More than a half-dozen agencies intend to sign off on an agreement that seeks to protect archaeological resources at Nine Mile Canyon but still allows development of natural gas.

The "programmatic agreement," inked after 12 months of negotiations, is scheduled to be signed Jan. 5 at the state Capitol by the Bureau of Land Management, Bill Barrett Corp., Carbon and Duchesne counties, the Advisory Council on Historic Preservation, the Utah School and Institutional Trust Lands Administration, and Utah State Historic Preservation Office.

The canyon has been called the world's longest art gallery, with more than 10,000 prehistoric rock carvings and paintings.

"The rock art and archaeological sites on the West Tavaputs Plateau are everyone's heritage. They are priceless," said Wilson Martin, state historic preservation officer. "But at the same time, this programmatic agreement proves that when it comes to protection of archaeology and energy development, there doesn't have to be a polarization. You can have both. The processes spelled out in federal law enable win-win solutions, and the diverse list of parties signing this agreement demonstrates that."

The 10-page document puts in play a variety of stipulations and conditions that are designed to offer protections to rock art and other archaeologically valuable features in the canyon, including dust-control measures, "cultural" awareness training of personnel and periodic reviews of new discoveries that would merit additional protections.

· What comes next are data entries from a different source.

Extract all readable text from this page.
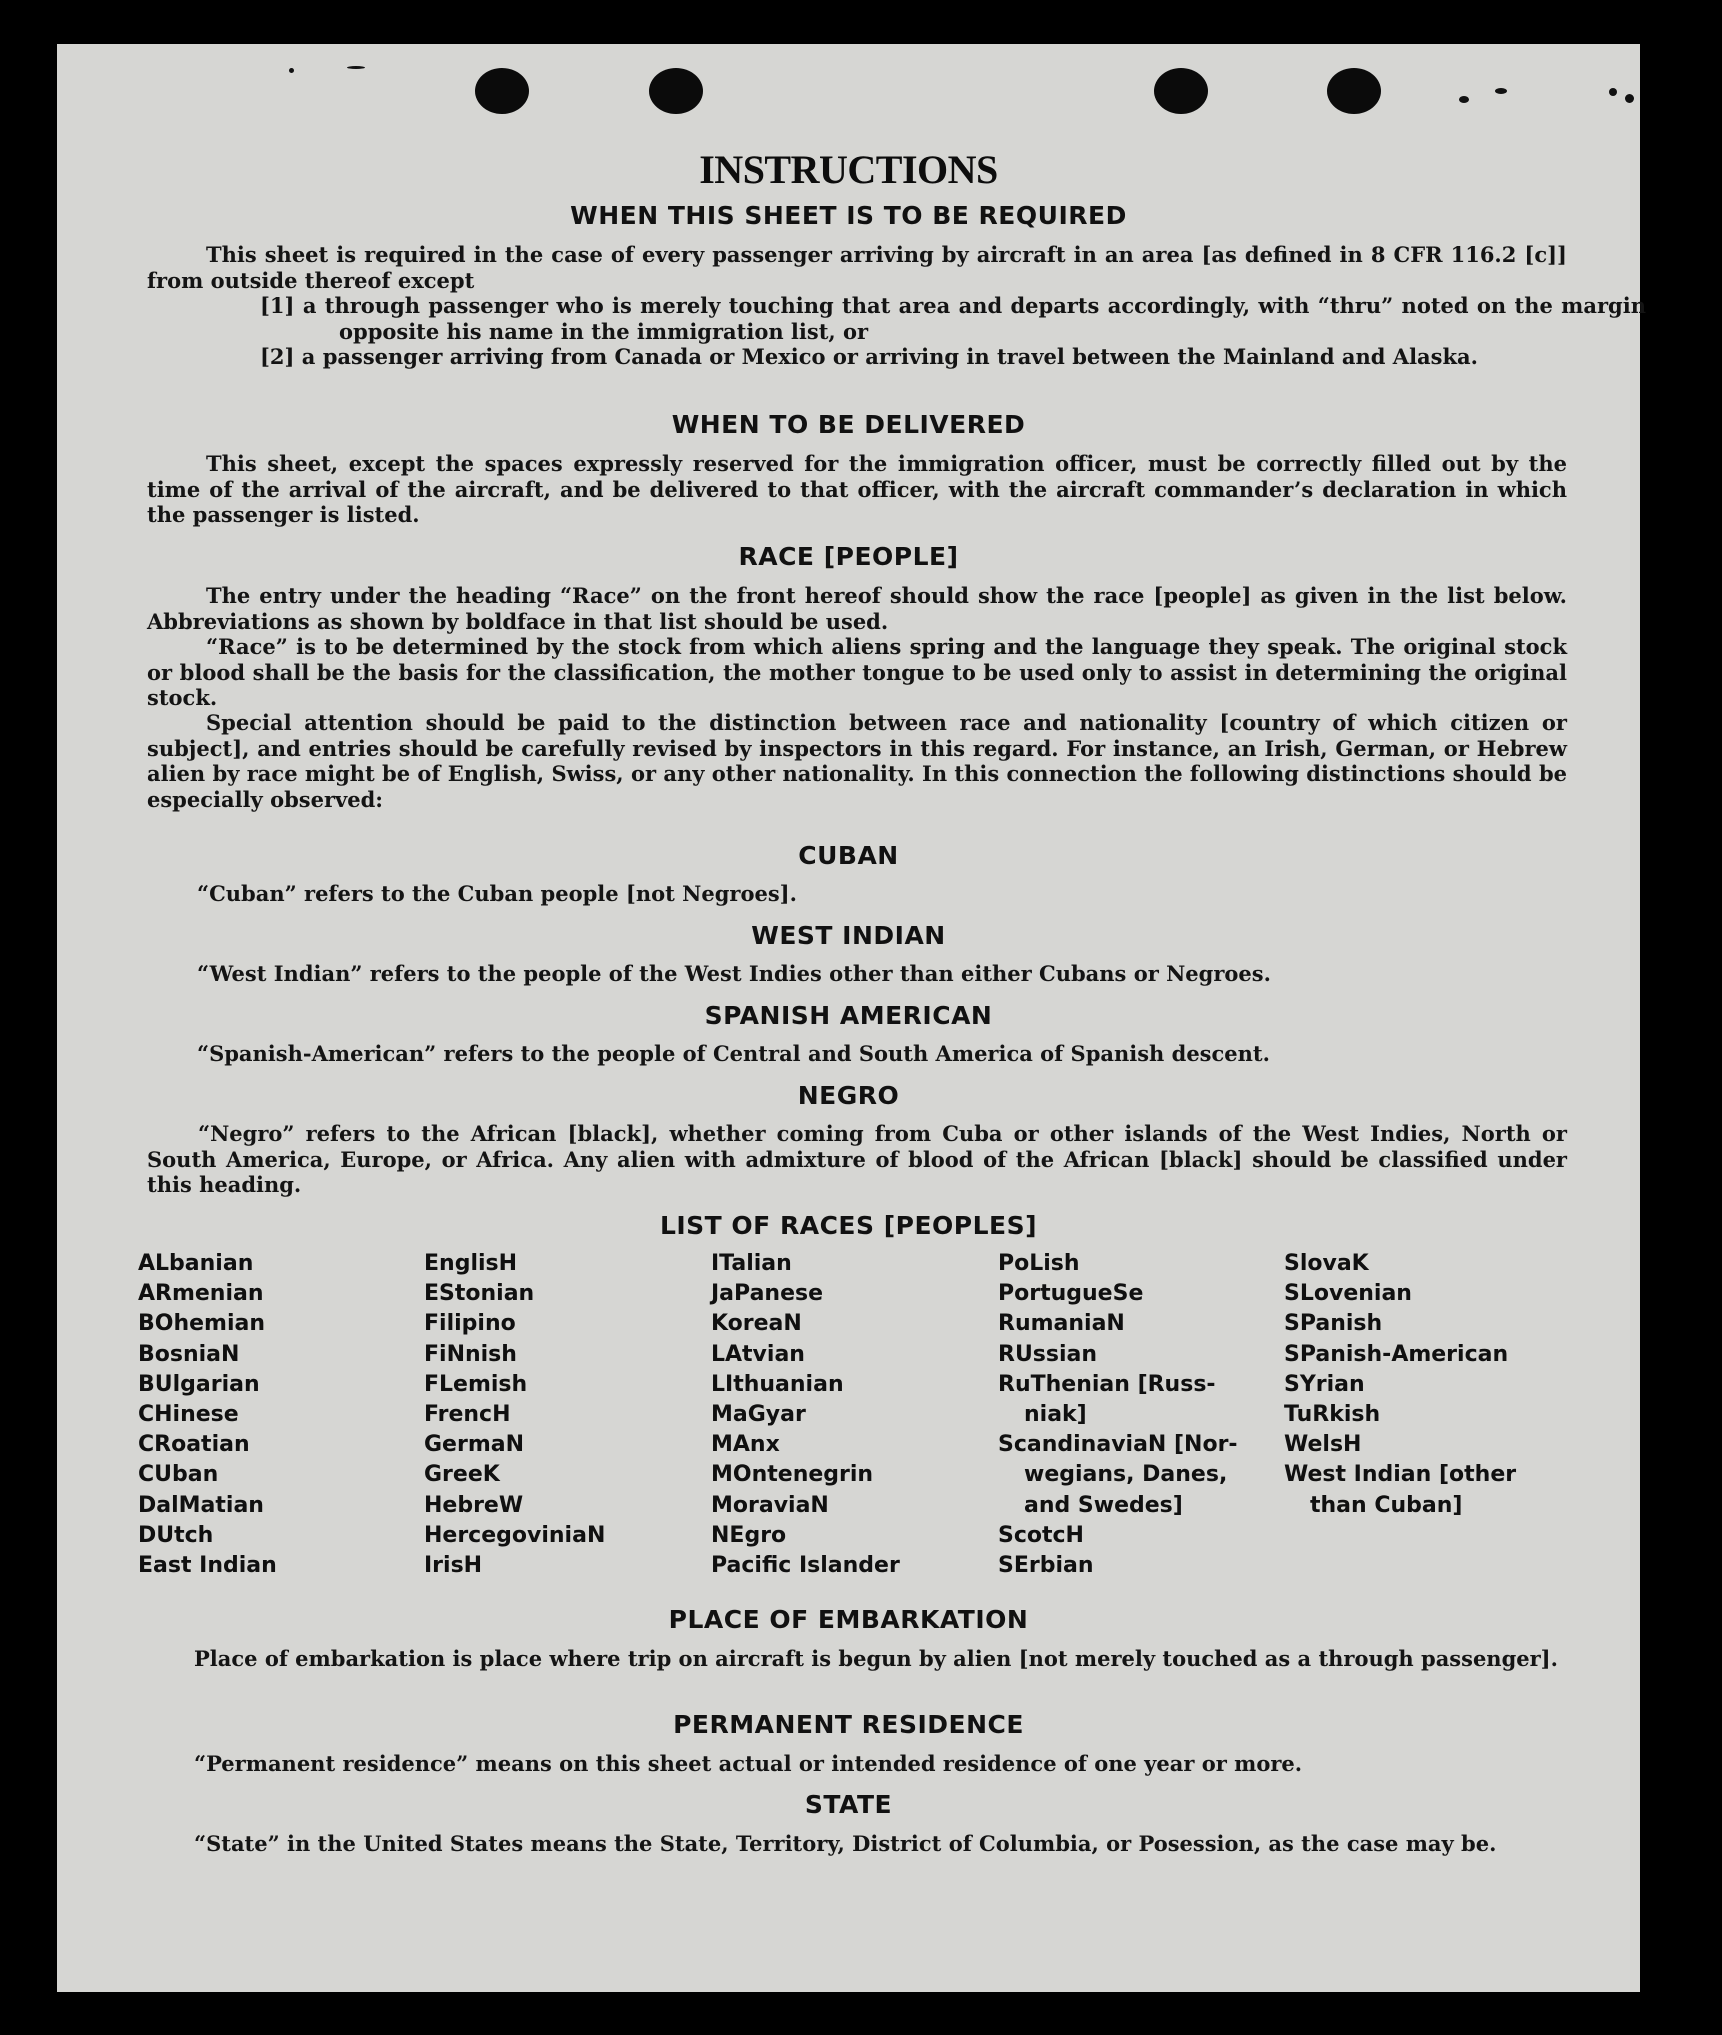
INSTRUCTIONS
WHEN THIS SHEET IS TO BE REQUIRED
This sheet is required in the case of every passenger arriving by aircraft in an area [as defined in 8 CFR 116.2 [c]] from outside thereof except
[1] a through passenger who is merely touching that area and departs accordingly, with “thru” noted on the margin opposite his name in the immigration list, or
[2] a passenger arriving from Canada or Mexico or arriving in travel between the Mainland and Alaska.
WHEN TO BE DELIVERED
This sheet, except the spaces expressly reserved for the immigration officer, must be correctly filled out by the time of the arrival of the aircraft, and be delivered to that officer, with the aircraft commander’s declaration in which the passenger is listed.
RACE [PEOPLE]
The entry under the heading “Race” on the front hereof should show the race [people] as given in the list below. Abbreviations as shown by boldface in that list should be used.
“Race” is to be determined by the stock from which aliens spring and the language they speak. The original stock or blood shall be the basis for the classification, the mother tongue to be used only to assist in determining the original stock.
Special attention should be paid to the distinction between race and nationality [country of which citizen or subject], and entries should be carefully revised by inspectors in this regard. For instance, an Irish, German, or Hebrew alien by race might be of English, Swiss, or any other nationality. In this connection the following distinctions should be especially observed:
CUBAN
“Cuban” refers to the Cuban people [not Negroes].
WEST INDIAN
“West Indian” refers to the people of the West Indies other than either Cubans or Negroes.
SPANISH AMERICAN
“Spanish-American” refers to the people of Central and South America of Spanish descent.
NEGRO
“Negro” refers to the African [black], whether coming from Cuba or other islands of the West Indies, North or South America, Europe, or Africa. Any alien with admixture of blood of the African [black] should be classified under this heading.
LIST OF RACES [PEOPLES]
ALbanian
ARmenian
BOhemian
BosniaN
BUlgarian
CHinese
CRoatian
CUban
DalMatian
DUtch
East Indian
EnglisH
EStonian
Filipino
FiNnish
FLemish
FrencH
GermaN
GreeK
HebreW
HercegoviniaN
IrisH
ITalian
JaPanese
KoreaN
LAtvian
LIthuanian
MaGyar
MAnx
MOntenegrin
MoraviaN
NEgro
Pacific Islander
PoLish
PortugueSe
RumaniaN
RUssian
RuThenian [Russ-
niak]
ScandinaviaN [Nor-
wegians, Danes,
and Swedes]
ScotcH
SErbian
SlovaK
SLovenian
SPanish
SPanish-American
SYrian
TuRkish
WelsH
West Indian [other
than Cuban]
PLACE OF EMBARKATION
Place of embarkation is place where trip on aircraft is begun by alien [not merely touched as a through passenger].
PERMANENT RESIDENCE
“Permanent residence” means on this sheet actual or intended residence of one year or more.
STATE
“State” in the United States means the State, Territory, District of Columbia, or Posession, as the case may be.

Under the agreement, the BLM and natural gas developer Bill Barrett Corp. are also to ensure creation of a visitor interpretation area that would feature walking paths, signage and informational kiosks.

Additionally, the agreement requires Barrett to fund a cultural resource inventory on the impacted region, as well as a monitoring plan.

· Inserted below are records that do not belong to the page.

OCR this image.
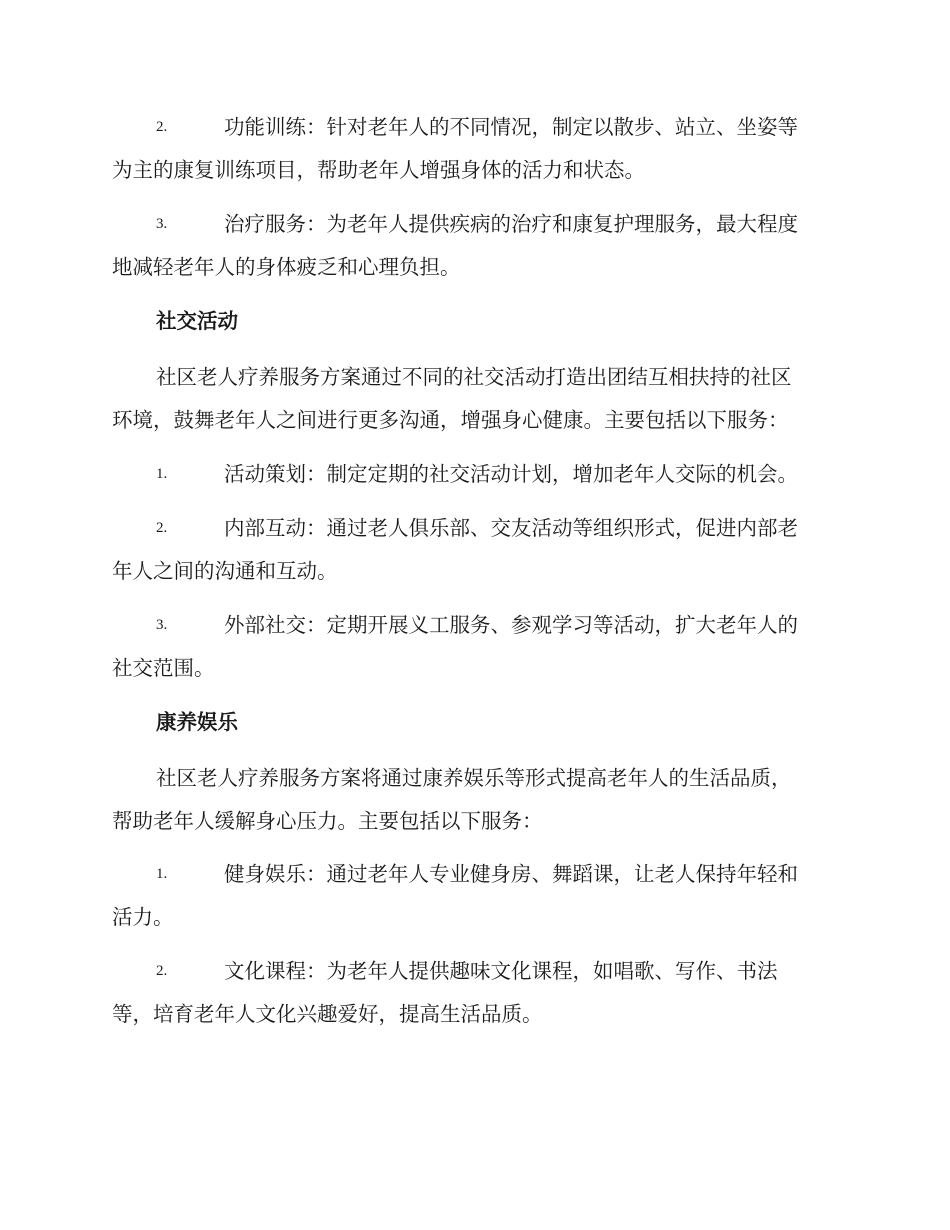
2.	功能训练：针对老年人的不同情况，制定以散步、站立、坐姿等
为主的康复训练项目，帮助老年人增强身体的活力和状态。
3.	治疗服务：为老年人提供疾病的治疗和康复护理服务，最大程度
地减轻老年人的身体疲乏和心理负担。
社交活动
社区老人疗养服务方案通过不同的社交活动打造出团结互相扶持的社区
环境，鼓舞老年人之间进行更多沟通，增强身心健康。主要包括以下服务：
1.	活动策划：制定定期的社交活动计划，增加老年人交际的机会。
2.	内部互动：通过老人俱乐部、交友活动等组织形式，促进内部老
年人之间的沟通和互动。
3.	外部社交：定期开展义工服务、参观学习等活动，扩大老年人的
社交范围。
康养娱乐
社区老人疗养服务方案将通过康养娱乐等形式提高老年人的生活品质，
帮助老年人缓解身心压力。主要包括以下服务：
1.	健身娱乐：通过老年人专业健身房、舞蹈课，让老人保持年轻和
活力。
2.	文化课程：为老年人提供趣味文化课程，如唱歌、写作、书法
等，培育老年人文化兴趣爱好，提高生活品质。
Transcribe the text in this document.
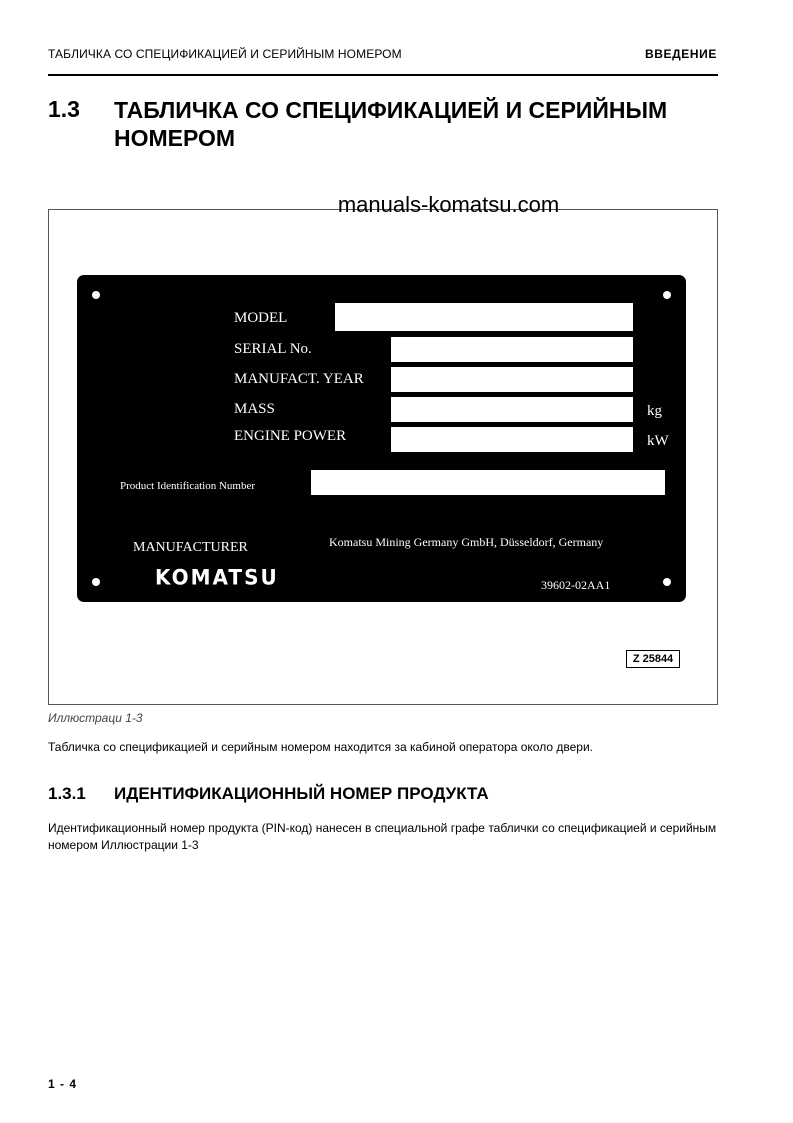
ТАБЛИЧКА СО СПЕЦИФИКАЦИЕЙ И СЕРИЙНЫМ НОМЕРОМ	ВВЕДЕНИЕ
1.3 ТАБЛИЧКА СО СПЕЦИФИКАЦИЕЙ И СЕРИЙНЫМ НОМЕРОМ
manuals-komatsu.com
MODEL
SERIAL No.
MANUFACT. YEAR
MASS	kg
ENGINE POWER	kW
Product Identification Number
MANUFACTURER	Komatsu Mining Germany GmbH, Düsseldorf, Germany
KOMATSU	39602-02AA1
Z 25844
Иллюстраци 1-3
Табличка со спецификацией и серийным номером находится за кабиной оператора около двери.
1.3.1 ИДЕНТИФИКАЦИОННЫЙ НОМЕР ПРОДУКТА
Идентификационный номер продукта (PIN-код) нанесен в специальной графе таблички со спецификацией и серийным номером Иллюстрации 1-3
1 - 4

Lori Hunsaker, in her role as deputy state historic preservation officer, was a key player in the negotiations, described in the agreement as "watershed."

"We know now that we can find common ground — and collegiality — among parties that have historically been poles apart. When cultural resource issues arise in the future, we can sit down together with the expectation that we can find a way to protect the cultural resources and at the same time develop the energy resources."

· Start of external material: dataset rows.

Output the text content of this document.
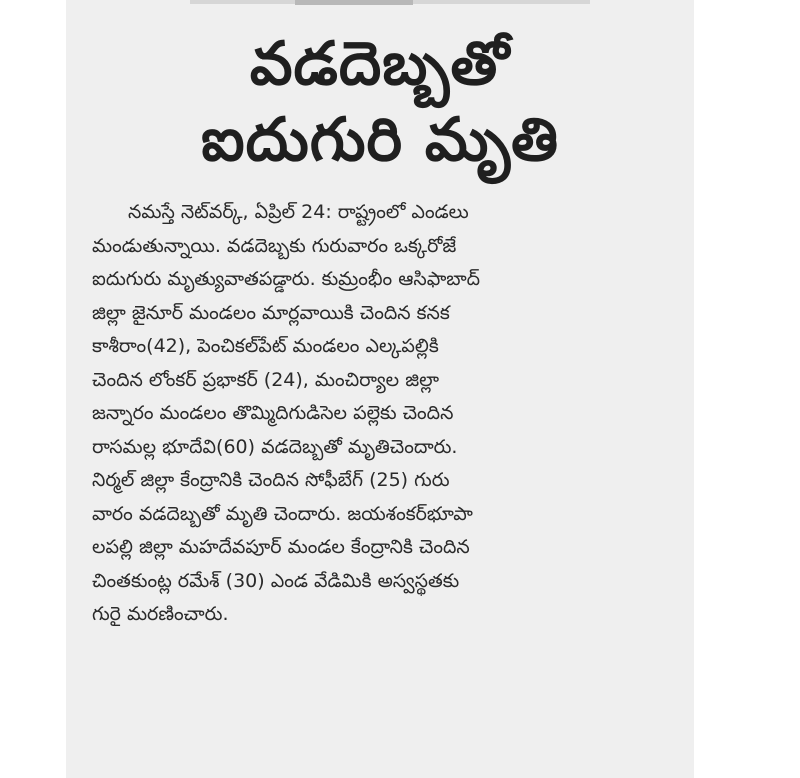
వడదెబ్బతో
ఐదుగురి మృతి
నమస్తే నెట్‌వర్క్, ఏప్రిల్ 24: రాష్ట్రంలో ఎండలు
మండుతున్నాయి. వడదెబ్బకు గురువారం ఒక్కరోజే
ఐదుగురు మృత్యువాతపడ్డారు. కుమ్రంభీం ఆసిఫాబాద్
జిల్లా జైనూర్ మండలం మార్లవాయికి చెందిన కనక
కాశీరాం(42), పెంచికల్‌పేట్ మండలం ఎల్కపల్లికి
చెందిన లోంకర్ ప్రభాకర్ (24), మంచిర్యాల జిల్లా
జన్నారం మండలం తొమ్మిదిగుడిసెల పల్లెకు చెందిన
రాసమల్ల భూదేవి(60) వడదెబ్బతో మృతిచెందారు.
నిర్మల్ జిల్లా కేంద్రానికి చెందిన సోఫీబేగ్ (25) గురు
వారం వడదెబ్బతో మృతి చెందారు. జయశంకర్‌భూపా
లపల్లి జిల్లా మహదేవపూర్ మండల కేంద్రానికి చెందిన
చింతకుంట్ల రమేశ్ (30) ఎండ వేడిమికి అస్వస్థతకు
గురై మరణించారు.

Aside from the "primary signatories" to the agreement, nine organizations are "concurring" signatories, a status that allows them to monitor progress and protections made because of the document, but one that does not necessarily denote support.

Steven Hansen, a rancher who lives in Nine Mile Canyon and a member of the Nine Mile Coalition, said he does not support the agreement.

"I am not happy with it at all," he said, adding the agreement is a "lose-lose situation where you are damned if you do and damned if you don't."

He said the natural gas developer and federal agencies were unwilling to look at alternatives for the heavy truck traffic because of cost.

"There are other ways to get to those gas fields other than Nine Mile Canyon," he said.

Hansen said the only reason the coalition agreed to be a signatory is because it gives it a place at the negotiating table as the project unfolds.